Rest-pause training is a technique that can intensify your regular training session, increase workout density, and let you get more done in a shorter time period. It breaks down one set into several mini-sets, with a short rest between each. Depending on the difficulty of the weight you choose and what youre using this method for, you can take one of two approaches. The first is geared more towards hypertrophy and involves failure training, while the second is one of the best ways out there to get you used to working with heavy weight, but does not call on you to train to failure.
Heres what a rest-pause set looks like:
- Perform as many reps as possible, stopping 1 rep shy of failure
- Rest 20 seconds
- Perform as many reps as possible again, stopping 1 rep shy of failure
- Rest 20 seconds
- Perform as many reps as possible, but this time don’t stop until you can’t complete the final attempted rep
The rest-pause method uses heavier weights (something you could lift 5–8 times in a single set) or lighter weights (something you could do 10–20 times in a single set) to elicit mechanical stress or metabolic stress, respectively.

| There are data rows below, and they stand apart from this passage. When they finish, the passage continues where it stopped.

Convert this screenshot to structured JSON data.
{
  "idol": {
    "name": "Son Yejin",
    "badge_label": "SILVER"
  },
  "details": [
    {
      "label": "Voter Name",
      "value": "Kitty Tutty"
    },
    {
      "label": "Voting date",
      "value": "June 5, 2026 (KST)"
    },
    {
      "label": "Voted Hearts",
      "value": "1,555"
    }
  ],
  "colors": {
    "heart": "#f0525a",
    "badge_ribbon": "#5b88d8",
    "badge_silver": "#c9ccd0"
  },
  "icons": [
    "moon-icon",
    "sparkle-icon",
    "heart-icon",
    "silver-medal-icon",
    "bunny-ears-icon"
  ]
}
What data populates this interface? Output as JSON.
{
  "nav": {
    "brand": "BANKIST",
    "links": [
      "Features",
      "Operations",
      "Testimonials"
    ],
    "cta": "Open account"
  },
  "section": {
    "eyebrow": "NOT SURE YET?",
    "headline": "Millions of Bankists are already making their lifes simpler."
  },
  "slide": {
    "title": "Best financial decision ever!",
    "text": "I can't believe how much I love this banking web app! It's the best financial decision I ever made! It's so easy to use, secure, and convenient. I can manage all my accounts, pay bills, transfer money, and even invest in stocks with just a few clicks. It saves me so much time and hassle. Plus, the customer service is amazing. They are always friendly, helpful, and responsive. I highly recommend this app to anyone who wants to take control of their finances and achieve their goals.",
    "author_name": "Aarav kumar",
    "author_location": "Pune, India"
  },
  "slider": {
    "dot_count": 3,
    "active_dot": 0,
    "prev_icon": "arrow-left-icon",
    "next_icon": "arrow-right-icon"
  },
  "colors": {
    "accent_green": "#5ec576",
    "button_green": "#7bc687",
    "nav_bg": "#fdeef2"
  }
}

Rest-pause training can help fatigue the muscle fibers and break through challenging strength and growth plateaus. To rest-pause, set a weight 80-85% of your 1-rep max, perform as many reps as you can until you reach failure with a 10- to 15-second rest between each ‘mini-set’, and continue after the rest pause (mini-set) sequence until you reach failure. Rest for 90 seconds between actual sets, and try to perform 3 working sets. For the more advanced, increase the weight by 10% .
To rest-pause for strength, set a weight 80-90% of your 1-rep max, perform 1 rep then rest, rest for 15 seconds, keep the weight the same, and repeat this process until you reach 3-5 reps. Advanced athletes may also benefit from reducing the amount of rest time in between each mini-set.